Читать «Откровение и сокровение» онлайн - страница 93

Лев Александрович Аннинский

Так еще раз Горький и Платонов разминулись в историческом времени, теперь уже как бы поменявшись местами: первый вошел в тень второго, второй занял место первого; тот, кто, казалось, стоял на обочине «столбовой дороги» литературы, вышел на главный путь; тот, кто, казалось, пролагал пути, сошел на обочину, ибо дорога его, как все решили, завела нас в ад.

Я думаю, однако, что это ОДНА ДОРОГА. Одна драма. Один всемирно-исторический сюжет, только в разных поворотах, фазах и стадиях. Отсюда – эффект НЕВСТРЕЧИ: непонимание и дисконтакт. И невнятица отношений – при фиксированности каждого шага и ответственности за каждое слово.

Невнятица эта – от эпохи. Это порождение страха, который, в свою очередь, есть порождение фанатической веры. Сначала – сомнамбулическое одушевление мешает ясности, потом – страх сказать лишнее. Всё, что говорится, говорится обиняком, паузами, недомолвками, все прикрывается щетиной кодовых слов, не означающих ничего, кроме попытки обезопасить сказанное. Современному человеку трудновато, наверное, читать эти кодовые сигналы: надо вживляться в тогдашний пьянящий, опасный, смертельный контекст.

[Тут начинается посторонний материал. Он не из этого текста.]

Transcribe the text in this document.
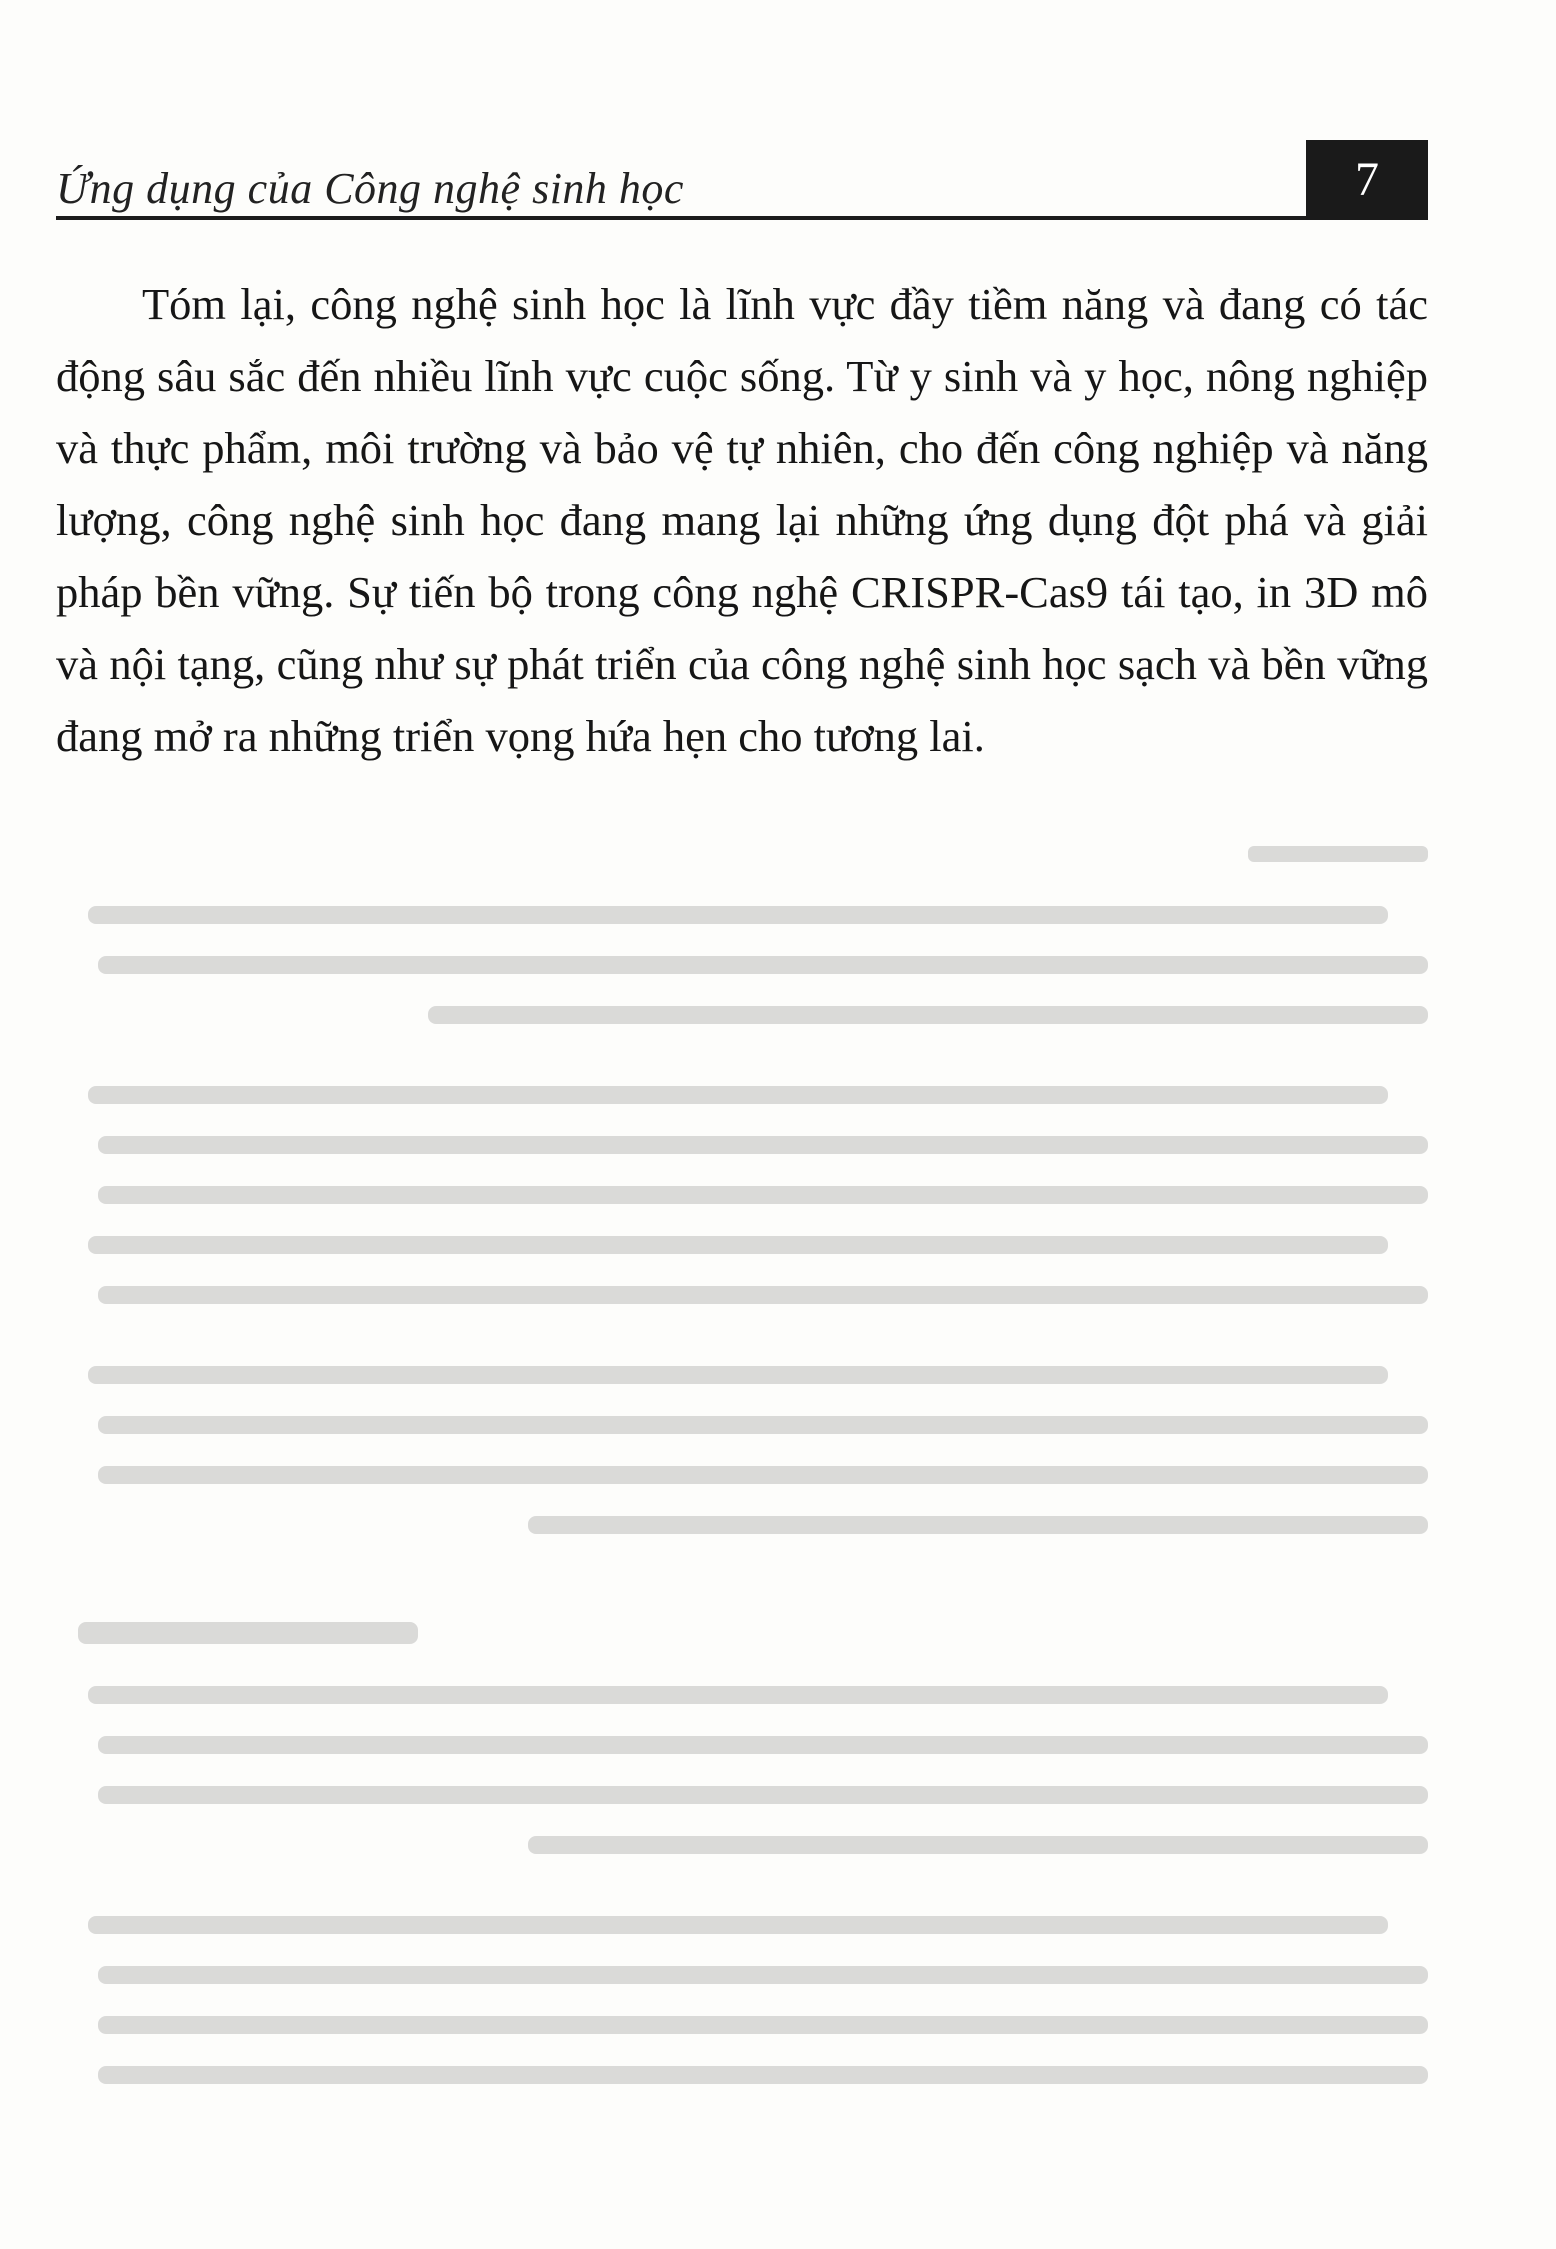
Ứng dụng của Công nghệ sinh học	7

Tóm lại, công nghệ sinh học là lĩnh vực đầy tiềm năng và đang có tác động sâu sắc đến nhiều lĩnh vực cuộc sống. Từ y sinh và y học, nông nghiệp và thực phẩm, môi trường và bảo vệ tự nhiên, cho đến công nghiệp và năng lượng, công nghệ sinh học đang mang lại những ứng dụng đột phá và giải pháp bền vững. Sự tiến bộ trong công nghệ CRISPR-Cas9 tái tạo, in 3D mô và nội tạng, cũng như sự phát triển của công nghệ sinh học sạch và bền vững đang mở ra những triển vọng hứa hẹn cho tương lai.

Впрочем, я думаю, контекст возникнет «сам собой» при последовательном прослеживании фактов. Я предлагаю читателю фактограф, описание взаимоотношений двух человек, при минимальном комментаторском вмешательстве и при максимальном отказе от предварительных оценок.

Оценки – потом. И общий комментарий к истории взаимоотношений Горького и Платонова – тоже. Сначала – свод событий.

Конфетные бумажки

Похоже, что рабочий класс не был до такой степени нищ и угнетен, чтобы дети вовсе уж не видели конфет. Видели. Тем не менее в 1905 году глава семьи, слесарь колесного цеха воронежских железнодорожных мастерских Платон Фирсович Климентов «практиковался с листовками», то есть бунтовал. Семейство его обитало в Ямской слободе.

Слобода – это скорее хаты, чем дома, иной раз просто лачуги, кое-как сколоченные из шпал и вагонных досок. Плетни, огороды, лопухи.

«Много мужиков на Задонской большой дороге»: русский пролетариат на глазах вербовался из деревни. Однако конфеты детям покупали. На бумажках – портрет писателя Максима Горького с изречением: «Пусть сильнее грянет буря!»

В слободской церковно-приходской школе пролетарского буревестника не проходили, в городской четырехклассной – тоже вряд ли. Дети слесаря в школах и не задерживались. «У нас семья была одно время в 10 человек – старший сын – один работник кроме отца. Отец же, слесарь, не мог кормить такую орду». Над слободским пацаном горьковская судьба повисла впрямую: идти в люди. Человек, образно говоря, родившийся на этот свет между лопухами и рельсами, человек межукладный, человек, как сказали бы теперь, маргинальный, – Андрей Платонов был обречен идти путем Горького.